CRIME VICTIMS UNITED
In debates about criminal justice, we often hear alternative sanctions touted as a sensible and cost-effect alternative to incarceration. Alternative sanctions include probation, electronic monitoring and house arrest, among other practices.
While there is a place for alternative sanctions, there is also a serious risk from having unjustified faith in them. Here are some illustrations.
People who were supposed to be under house arrest committed more than 200 slayings and hundreds of other serious crimes during the past 20 years in Florida, a newspaper reported Sunday.
The house arrest program has allowed more than 215,000 people to serve time at home since 1983 but has failed more than half the time, the Orlando Sentinel reported after reviewing hundreds of documents on Florida's program, the largest in the country.

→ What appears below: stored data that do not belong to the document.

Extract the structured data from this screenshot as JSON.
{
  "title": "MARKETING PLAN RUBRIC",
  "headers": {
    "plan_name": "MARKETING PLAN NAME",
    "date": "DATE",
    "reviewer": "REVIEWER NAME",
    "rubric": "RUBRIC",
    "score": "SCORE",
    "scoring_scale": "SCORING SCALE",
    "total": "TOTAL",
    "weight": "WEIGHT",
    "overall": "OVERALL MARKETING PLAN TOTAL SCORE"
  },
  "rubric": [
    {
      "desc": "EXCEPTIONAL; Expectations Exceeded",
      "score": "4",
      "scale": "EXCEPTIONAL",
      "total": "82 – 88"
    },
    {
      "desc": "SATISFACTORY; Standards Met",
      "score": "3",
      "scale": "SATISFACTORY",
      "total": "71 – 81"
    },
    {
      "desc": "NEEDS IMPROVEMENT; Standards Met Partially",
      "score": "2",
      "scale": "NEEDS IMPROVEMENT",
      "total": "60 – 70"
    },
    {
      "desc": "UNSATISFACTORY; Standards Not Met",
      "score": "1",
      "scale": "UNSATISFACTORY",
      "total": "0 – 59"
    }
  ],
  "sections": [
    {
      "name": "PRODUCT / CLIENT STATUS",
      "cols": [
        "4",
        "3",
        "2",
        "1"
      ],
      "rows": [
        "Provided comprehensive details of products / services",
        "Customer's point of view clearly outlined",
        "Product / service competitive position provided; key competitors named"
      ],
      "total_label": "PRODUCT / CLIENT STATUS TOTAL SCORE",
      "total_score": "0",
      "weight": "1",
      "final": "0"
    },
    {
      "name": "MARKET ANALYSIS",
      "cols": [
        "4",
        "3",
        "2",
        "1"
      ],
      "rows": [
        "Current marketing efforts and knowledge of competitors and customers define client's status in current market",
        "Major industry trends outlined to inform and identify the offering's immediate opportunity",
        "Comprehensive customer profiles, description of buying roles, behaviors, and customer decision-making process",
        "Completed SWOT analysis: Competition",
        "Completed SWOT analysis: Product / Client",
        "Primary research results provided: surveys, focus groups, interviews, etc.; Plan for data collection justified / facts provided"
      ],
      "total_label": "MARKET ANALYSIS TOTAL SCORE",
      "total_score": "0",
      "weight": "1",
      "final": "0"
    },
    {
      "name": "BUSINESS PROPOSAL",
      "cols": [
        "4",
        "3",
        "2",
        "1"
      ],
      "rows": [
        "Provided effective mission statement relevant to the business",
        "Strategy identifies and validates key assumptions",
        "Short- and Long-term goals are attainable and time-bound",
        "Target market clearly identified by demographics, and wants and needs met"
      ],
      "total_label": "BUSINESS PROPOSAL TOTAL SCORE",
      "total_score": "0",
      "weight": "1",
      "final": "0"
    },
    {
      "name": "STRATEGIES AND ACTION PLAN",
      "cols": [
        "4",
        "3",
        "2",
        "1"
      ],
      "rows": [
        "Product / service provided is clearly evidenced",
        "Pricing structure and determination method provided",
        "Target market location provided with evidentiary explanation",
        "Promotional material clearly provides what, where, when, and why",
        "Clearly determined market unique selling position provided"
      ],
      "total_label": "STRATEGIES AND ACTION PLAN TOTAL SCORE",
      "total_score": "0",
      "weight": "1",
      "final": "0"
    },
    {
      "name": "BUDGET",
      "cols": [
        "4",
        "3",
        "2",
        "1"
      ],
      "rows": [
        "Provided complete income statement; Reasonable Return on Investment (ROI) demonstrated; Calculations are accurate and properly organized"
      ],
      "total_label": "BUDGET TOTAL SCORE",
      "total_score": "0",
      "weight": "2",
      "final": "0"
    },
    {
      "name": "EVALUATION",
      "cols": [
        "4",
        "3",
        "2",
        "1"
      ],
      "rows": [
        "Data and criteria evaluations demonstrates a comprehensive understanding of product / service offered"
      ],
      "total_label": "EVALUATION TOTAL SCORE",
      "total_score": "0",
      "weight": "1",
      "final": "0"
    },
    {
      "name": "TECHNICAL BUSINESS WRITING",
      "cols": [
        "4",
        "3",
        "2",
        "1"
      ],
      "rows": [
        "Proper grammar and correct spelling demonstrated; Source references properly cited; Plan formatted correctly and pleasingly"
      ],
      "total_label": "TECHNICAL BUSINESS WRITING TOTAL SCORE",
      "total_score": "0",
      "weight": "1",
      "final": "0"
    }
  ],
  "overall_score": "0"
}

Sixty percent of offenders have their at-home incarceration revoked because they break the program's rules or break the law.
But perhaps the most startling finding is that at least 234 people were killed by criminals who were supposed to be under house arrest over the two-decade span of the program. Criminals violating house arrest committed 538 sexual crimes during the same period.
Nearly 5,000 criminals, including 14 killers, fled while on house arrest and have never been recaptured, records cited by the Sentinel showed.
More than 400 criminals who have been electronically tagged and release from jail early have gone on the run, The Telegraph can reveal.
New figures from the Home Office show that 416 criminals who were supposedly under electronic surveillance, including 63 violent offenders, were "unlawfully at large" at the end of last year.
The figures show that 1,638 crimes have been committed by prisoners who would have otherwise been in jail since the tagging scheme began in 1999. The crime spree includes 229 violent offences, six sex crimes and more than 500 cases of theft or fraud.